Representing the north of Africa in Durban

Saharawi President Mohamed Abdelaziz

afrol News, 11 July - Morocco missed out on the establishment of the African Union (AU) in Durban this week while its archrival, the Sahrawi Republic, was given the prestige of representing North Africa. Morocco's occupation of Western Sahara is now also at the price of Pan African development initiatives, such as Nepad.

The president of the Sahrawi Arab Democratic Republic (SADR), Mohamed Abdelaziz, experienced one of his greatest diplomatic victories at the AU's constituting assembly in Durban (South Africa). In the public ceremony for the actual launching of the AU, five presidents representing the big regions of Africa intervened on behalf of their region. Abdelaziz intervened for North Africa and was later named one of the five Vice-Presidents of the new organisation.

The diplomatic setback hurt feelings in Morocco. The Moroccan state-controlled news agency Maghreb Arabe Presse (MAP) tried to play down the appearance of the President of "the puppet self-proclaimed Sahrawi republic," claiming it had alienated African representatives. MAP claims Tunisia and Egypt "withdrew from African Union Inaugural Session as 'RASD President' took the floor and "other delegations decry his address as ridiculous." The agency names negative responses from Burkina Faso, Senegal and Cameroon. 

An unnamed Cameroonian diplomat had told MAP that Abdelaziz' address was "an unfriendly act towards Morocco," that "Without Morocco, the African Union is lame." The Sahrawi President therefore seemed right when he told the Spanish news agency EFE that the creation of the AU "reinforces the Sahrawi cause." 

Morocco has invested much in improved diplomatic relations and bilateral trade with sub-Saharan African countries. Moroccan investments and access to Moroccan markets is however made dependent on support of Morocco's occupation of Western Sahara. Countries like Senegal and Burkina Faso have preferred Moroccan trade to Sahrawi independence.

Africa at large however demonstrated its continued will to fight for Western Sahara's decolonisation by honouring President Abdelaziz. The SADR was already recognised as a member country of the Organisation of African Unity (OUA) in 1984, a move that caused Morocco to leave the organisation. The loss of Morocco is not undisputed, as Morocco is seen as a potentially important trade partner and step-stone to European markets. 

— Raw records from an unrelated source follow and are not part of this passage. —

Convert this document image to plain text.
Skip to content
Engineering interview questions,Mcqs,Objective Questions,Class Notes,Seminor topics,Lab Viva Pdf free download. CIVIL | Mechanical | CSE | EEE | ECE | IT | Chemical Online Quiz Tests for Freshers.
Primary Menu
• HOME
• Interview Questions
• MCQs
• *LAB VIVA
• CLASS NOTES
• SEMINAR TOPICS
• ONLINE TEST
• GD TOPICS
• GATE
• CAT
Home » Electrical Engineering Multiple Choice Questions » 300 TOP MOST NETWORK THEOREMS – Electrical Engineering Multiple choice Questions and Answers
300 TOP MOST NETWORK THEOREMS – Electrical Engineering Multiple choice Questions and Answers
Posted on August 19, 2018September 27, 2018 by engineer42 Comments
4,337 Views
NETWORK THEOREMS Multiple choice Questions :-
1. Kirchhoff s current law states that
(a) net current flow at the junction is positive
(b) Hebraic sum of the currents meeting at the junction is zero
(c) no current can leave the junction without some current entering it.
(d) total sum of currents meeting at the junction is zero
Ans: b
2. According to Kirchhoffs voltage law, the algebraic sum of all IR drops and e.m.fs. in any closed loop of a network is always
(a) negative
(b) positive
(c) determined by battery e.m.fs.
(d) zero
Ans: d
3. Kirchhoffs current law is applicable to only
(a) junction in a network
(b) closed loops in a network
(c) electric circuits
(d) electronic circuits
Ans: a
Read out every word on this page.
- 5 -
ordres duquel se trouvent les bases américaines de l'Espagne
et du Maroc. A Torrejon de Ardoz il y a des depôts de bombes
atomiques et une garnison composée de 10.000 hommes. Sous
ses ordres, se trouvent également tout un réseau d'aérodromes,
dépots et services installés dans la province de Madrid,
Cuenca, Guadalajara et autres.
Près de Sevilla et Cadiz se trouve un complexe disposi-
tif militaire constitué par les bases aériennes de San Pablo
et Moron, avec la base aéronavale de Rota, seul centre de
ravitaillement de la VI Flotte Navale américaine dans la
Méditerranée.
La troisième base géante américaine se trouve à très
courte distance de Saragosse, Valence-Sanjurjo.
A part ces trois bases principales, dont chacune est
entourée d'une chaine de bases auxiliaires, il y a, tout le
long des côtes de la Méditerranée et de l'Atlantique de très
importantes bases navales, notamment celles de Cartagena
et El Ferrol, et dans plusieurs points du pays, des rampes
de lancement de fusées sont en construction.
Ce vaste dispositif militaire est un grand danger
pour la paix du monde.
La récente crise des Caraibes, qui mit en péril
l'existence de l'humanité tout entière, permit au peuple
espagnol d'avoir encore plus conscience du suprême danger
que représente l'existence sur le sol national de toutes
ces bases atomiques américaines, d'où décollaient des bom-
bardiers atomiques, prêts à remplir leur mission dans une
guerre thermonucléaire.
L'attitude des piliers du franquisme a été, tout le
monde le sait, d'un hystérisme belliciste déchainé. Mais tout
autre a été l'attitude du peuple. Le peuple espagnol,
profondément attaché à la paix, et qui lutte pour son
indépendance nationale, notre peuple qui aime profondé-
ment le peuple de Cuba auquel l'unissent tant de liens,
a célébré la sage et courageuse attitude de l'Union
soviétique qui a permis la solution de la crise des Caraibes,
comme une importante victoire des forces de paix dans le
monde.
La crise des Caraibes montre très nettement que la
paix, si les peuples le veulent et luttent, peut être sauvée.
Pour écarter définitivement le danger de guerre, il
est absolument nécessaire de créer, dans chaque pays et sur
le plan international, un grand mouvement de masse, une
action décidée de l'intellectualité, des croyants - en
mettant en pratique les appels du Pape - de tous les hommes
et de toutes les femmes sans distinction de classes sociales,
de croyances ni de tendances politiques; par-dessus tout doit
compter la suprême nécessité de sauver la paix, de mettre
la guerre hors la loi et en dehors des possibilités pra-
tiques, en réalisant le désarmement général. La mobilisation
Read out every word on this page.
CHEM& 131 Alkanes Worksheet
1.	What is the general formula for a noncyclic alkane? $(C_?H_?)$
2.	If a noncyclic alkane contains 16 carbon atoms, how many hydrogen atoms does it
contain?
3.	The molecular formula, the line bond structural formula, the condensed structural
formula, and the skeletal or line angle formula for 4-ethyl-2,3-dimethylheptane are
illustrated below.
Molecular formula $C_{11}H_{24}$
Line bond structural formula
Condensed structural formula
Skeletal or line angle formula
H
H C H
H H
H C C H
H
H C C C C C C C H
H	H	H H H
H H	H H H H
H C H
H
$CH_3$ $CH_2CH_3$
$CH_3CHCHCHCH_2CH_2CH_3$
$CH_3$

This was also more than indicated by Senegalese President and Morocco-friend Abdoulaye Wade in his latest statement regarding the New Partnership for African Development (Nepad). Wade proposed linking Dakar and Morocco with a new highway and linking Morocco with Spain in an underwater tunnel. 

Apart from the large financing problems attached to the projects, the question over Western Sahara's independence is complicating the matter. Much of the highway would go through Moroccan-occupied Sahara. Further, Nepad is to become the AU's instrument of African development, but Morocco still refuses to join the AU over the Sahrawi issue.